When the sound with the cats got too abominable for tears to salve I leapt from that mad carousel thinking it might mean some form of mental injury, madness, but if anything, it was just a rough and tumble. Then I segued onto another, not entirely un-volitionally. I took to tying can parts to dogs’ tails, sometimes douse them in fuel, and light them like wicks, and off those sorry beasts would go aclatter, sometimes in a little derby, me cheering, clapping and stomping like a wind-up tin toy. It was a truly awful, yelping, howling affair, they chased by themselves, until they died of exhaustion or whatever if I caught them again. And I do believe their horrible noise contained an element of modulation that evoked a sense of betrayal at the hands of mankind.

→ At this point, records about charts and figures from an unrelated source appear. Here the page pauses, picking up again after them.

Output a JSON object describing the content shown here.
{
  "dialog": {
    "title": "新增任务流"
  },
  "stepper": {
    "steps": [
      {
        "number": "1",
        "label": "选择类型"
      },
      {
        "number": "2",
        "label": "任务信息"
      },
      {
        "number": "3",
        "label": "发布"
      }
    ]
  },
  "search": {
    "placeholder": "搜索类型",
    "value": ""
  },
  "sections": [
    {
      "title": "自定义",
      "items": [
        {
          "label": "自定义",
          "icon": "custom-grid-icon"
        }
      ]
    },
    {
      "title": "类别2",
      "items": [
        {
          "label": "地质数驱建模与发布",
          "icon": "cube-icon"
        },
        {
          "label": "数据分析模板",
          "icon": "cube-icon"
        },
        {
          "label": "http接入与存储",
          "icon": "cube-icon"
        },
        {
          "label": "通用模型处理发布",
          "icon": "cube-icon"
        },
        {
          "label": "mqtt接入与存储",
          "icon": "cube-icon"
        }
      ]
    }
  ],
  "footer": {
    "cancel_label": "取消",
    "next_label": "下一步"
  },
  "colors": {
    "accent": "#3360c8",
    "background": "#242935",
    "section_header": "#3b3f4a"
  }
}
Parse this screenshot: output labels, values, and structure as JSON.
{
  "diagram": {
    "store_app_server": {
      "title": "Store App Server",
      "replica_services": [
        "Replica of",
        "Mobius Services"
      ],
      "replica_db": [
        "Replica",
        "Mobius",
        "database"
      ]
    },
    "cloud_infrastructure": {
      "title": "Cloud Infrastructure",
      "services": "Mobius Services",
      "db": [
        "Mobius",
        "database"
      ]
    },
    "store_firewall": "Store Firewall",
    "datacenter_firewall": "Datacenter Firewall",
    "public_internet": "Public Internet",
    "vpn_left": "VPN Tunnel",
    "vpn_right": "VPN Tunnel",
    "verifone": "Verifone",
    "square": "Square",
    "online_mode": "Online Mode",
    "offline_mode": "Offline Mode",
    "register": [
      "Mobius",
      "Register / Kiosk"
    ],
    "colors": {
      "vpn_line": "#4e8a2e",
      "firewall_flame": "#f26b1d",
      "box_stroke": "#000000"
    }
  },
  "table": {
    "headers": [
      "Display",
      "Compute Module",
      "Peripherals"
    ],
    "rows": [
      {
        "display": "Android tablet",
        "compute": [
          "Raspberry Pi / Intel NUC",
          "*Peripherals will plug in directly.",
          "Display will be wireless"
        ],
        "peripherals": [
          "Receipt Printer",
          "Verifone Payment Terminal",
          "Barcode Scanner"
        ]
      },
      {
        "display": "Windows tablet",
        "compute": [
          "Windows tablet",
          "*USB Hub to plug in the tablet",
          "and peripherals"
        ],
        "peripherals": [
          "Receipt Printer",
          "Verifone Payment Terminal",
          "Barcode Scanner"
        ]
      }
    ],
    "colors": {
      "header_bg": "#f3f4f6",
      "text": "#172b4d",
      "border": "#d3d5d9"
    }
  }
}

I did find some other kids, and a perverted teenaged hobo named Caleb, to join in the wicked fun, but not for long, and soon they shunned me except for Caleb, who I shunned for fairly obvious reasons. Soon the parents and people in general came to put a stop to it and threatened to tell father, who would not have been best pleased and likely ‘whale’ me, except, I’d given the name of another kid’s who’d looked like me, and I like to think he’d gotten a good beating on my behalf. It was becoming increasingly clear to me that I was not really of this world and would have to make scant of it what I could by ordinary standards, or maybe flourish at stuff that would not be much to the liking of his ethereal Highness and his erstwhile-terrestrial crucified brat. My existence down here was likely to be horrible for me, for humanity – as it had been for certain animals. Cruelty was my laudanum, and I was a fiend for it.